The DTC had proposed a drastic change to this provision by providing that foreign companies would be treated as residents in India if control and management is even partly situated in India. This had raised significant issues for overseas subsidiaries of Indian companies or for foreign companies who may have some part of their control and management situated in India. The Revised Discussion Paper has proposed to adopt ‘Place of Effective Management’ as the criteria for determination of residential status of a foreign company.
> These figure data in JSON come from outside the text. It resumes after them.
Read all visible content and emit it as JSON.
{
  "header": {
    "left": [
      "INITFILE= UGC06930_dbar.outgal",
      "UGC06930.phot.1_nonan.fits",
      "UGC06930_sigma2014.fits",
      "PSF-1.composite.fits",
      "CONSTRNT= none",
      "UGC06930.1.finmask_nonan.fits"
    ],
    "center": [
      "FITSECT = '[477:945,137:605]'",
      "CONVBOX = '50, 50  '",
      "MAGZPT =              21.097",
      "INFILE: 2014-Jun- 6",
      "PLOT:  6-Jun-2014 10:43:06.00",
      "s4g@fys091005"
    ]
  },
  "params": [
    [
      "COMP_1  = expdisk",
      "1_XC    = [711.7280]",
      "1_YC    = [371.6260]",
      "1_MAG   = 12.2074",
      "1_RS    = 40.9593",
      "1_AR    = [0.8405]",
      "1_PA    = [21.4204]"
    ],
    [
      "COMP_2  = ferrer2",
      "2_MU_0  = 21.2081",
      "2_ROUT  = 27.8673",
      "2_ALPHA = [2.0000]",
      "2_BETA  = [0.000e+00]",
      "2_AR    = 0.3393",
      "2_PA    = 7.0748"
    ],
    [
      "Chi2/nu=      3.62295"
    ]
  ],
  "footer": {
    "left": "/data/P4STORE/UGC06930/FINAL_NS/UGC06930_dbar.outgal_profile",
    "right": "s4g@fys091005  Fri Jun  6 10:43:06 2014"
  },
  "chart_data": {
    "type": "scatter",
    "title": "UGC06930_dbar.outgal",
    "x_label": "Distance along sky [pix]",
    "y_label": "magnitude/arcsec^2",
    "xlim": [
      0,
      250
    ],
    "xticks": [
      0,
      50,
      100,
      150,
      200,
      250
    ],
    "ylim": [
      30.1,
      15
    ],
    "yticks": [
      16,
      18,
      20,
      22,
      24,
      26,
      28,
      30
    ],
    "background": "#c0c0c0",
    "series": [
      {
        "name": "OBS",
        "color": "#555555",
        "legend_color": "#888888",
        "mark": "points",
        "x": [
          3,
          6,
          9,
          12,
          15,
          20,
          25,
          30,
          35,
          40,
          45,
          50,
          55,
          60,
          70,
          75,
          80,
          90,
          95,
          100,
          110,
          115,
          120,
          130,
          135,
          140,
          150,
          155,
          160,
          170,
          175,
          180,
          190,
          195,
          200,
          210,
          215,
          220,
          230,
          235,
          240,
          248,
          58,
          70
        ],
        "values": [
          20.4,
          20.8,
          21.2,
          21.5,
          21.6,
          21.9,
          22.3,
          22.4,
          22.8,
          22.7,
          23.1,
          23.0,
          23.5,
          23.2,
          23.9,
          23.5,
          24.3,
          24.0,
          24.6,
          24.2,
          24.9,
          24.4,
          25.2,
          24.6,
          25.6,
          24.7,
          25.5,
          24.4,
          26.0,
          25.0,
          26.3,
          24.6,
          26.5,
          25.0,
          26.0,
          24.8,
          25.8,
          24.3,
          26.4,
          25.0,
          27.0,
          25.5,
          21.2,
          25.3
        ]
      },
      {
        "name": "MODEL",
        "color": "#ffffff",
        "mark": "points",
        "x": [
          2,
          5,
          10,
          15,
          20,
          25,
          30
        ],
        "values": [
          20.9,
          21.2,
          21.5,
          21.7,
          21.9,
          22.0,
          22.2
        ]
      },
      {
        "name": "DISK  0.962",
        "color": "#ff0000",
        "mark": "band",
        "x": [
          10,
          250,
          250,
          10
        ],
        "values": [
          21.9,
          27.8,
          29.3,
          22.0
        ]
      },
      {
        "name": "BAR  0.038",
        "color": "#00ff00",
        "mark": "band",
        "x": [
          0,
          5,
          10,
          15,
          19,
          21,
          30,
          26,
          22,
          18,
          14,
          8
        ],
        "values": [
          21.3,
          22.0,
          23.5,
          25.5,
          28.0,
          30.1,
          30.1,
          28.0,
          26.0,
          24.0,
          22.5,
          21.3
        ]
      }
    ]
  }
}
It refers to the place where board of directors of the company or its executive directors makes their decisions. In case where board of directors routinely approve the commercial and strategic decisions taken by the executive directors or officers of the company, the place where such executive directors or officers perform their functions. The proposed criteria for determining the ‘Effective Place of Management’ is rather ambiguous and leave a lot to interpretation. Specific issues viz. eaning of expression ‘strategic and commercial decisions’ and what constitutes a ‘routine’ approval would likely invite litigation. Royalty and Fee for Technical Services (FTS) Royalty and FTS earned by non-residents are presently taxed at 10 per cent (plus surcharge and education cess) on gross amount. Should these payments relate to a Permanent Establishment (‘PE’) of the foreign company in India, these are taxable on net income basis at an effective rate of 40 per cent (plus surcharge and education cess).
The DTC has proposed to enhance the tax rate from 10 per cent to 20 per cent tax on gross amount of royalty and FTS income earned by non-residents in India, even when a PE of such foreign company is in existence. The increase in tax rates would adversely impact non-residents earning royalty / FTS from India. This would also lead to increase in cost of importing technology and services into India should the impact of additional tax cost is shifted to the Indian customer. Further, removal of net income basis of taxation may increase the tax cost for non-residents having a PE in India.